Of course, the star schema and OLAP cube are intimately related. Star schemas are most appropriate for very large data sets, with many millions or billions of numerical measurements, or many millions of members in a customer entity or a product entity. OLAP cubes are most appropriate for smaller data sets where analytic tools can perform complex data comparisons and calculations. In almost all OLAP cube environments, it’s recommended that you originally source data into a star schema structure, and then use wizards to transform the data into the OLAP cube. In that way, all the complex staging area ETL tools that deal with flat files and entity/relationship schemas can be part of the OLAP data pipeline. And, of course, hybrid star schema-OLAP systems allow very large data sets in star schema format to be smooth drill-down targets from smaller OLAP data cubes, all under a single user interface.
The Big Payoff
The final big payoff for building the presentation system in the data warehouse around symmetrical star schemas and OLAP cubes is the predictable set of points of commonality for linking together data from across the enterprise.
In my next column, I’ll lay bare the techniques for conforming the definitions of the dimensions and the facts across all the disparate data sources of your large enterprise. These conformed dimensions and facts will be the basis for a data warehouse bus architecture — a set of standard connection points that provide power to your data warehouse, just like the bus bar in a power station provides power to all the transmission lines, and just like the bus in your computer provides data to all the peripherals.

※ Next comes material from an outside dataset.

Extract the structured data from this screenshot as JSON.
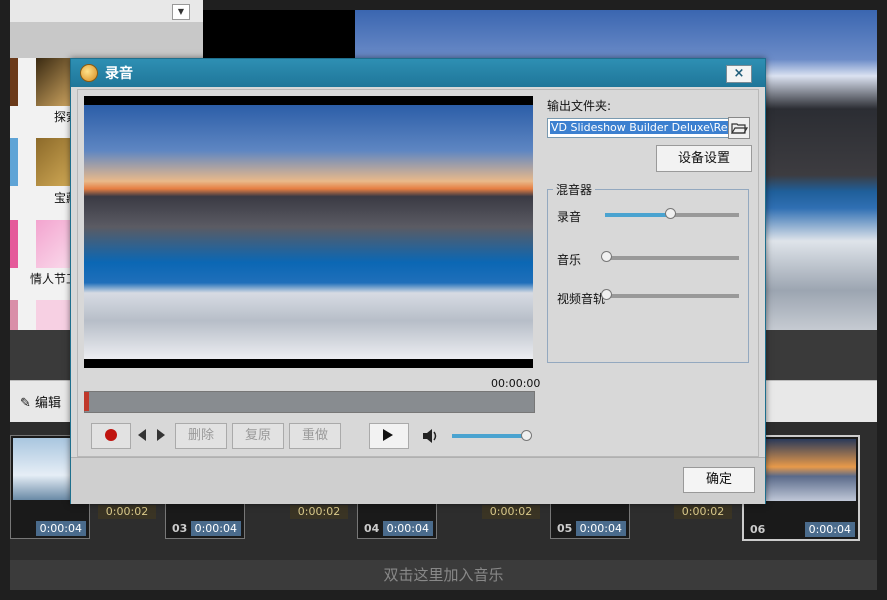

What Have We Accomplished?
So far we’ve implemented two powerful ideas. First we’ve logically, physically, and administratively separated the systems in our environment into four distinct types. You really do need four different computer systems, but you’re responsible for only two of them! Our two data warehouse systems also allow us to separate the incompatible responsibilities of data staging and end-user querying. Second, we’ve populated our data warehouse presentation area with star schemas and OLAP cubes, the only structures that are understandable, and fast, and can stand up to the ad hoc attack.

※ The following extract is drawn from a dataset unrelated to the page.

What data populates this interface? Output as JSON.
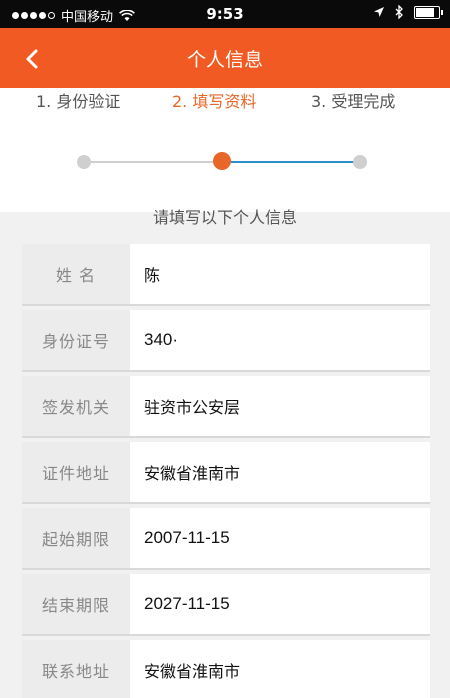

Although we clearly haven’t addressed all the complex design constraints and unavoidable realities, we’ve chipped away at an impressive part of the overall challenge, just by leveraging these two powerful ideas. Go back to my previous column and look through the list. We’ve effectively addressed large parts of understandability, query speed, all three types of costs mentioned in that column, the risks of inappropriate centralization, the need for incremental development, handling continuous change consisting of little surprises and big surprises, and how to think about the role of data marts. Maybe there’s hope.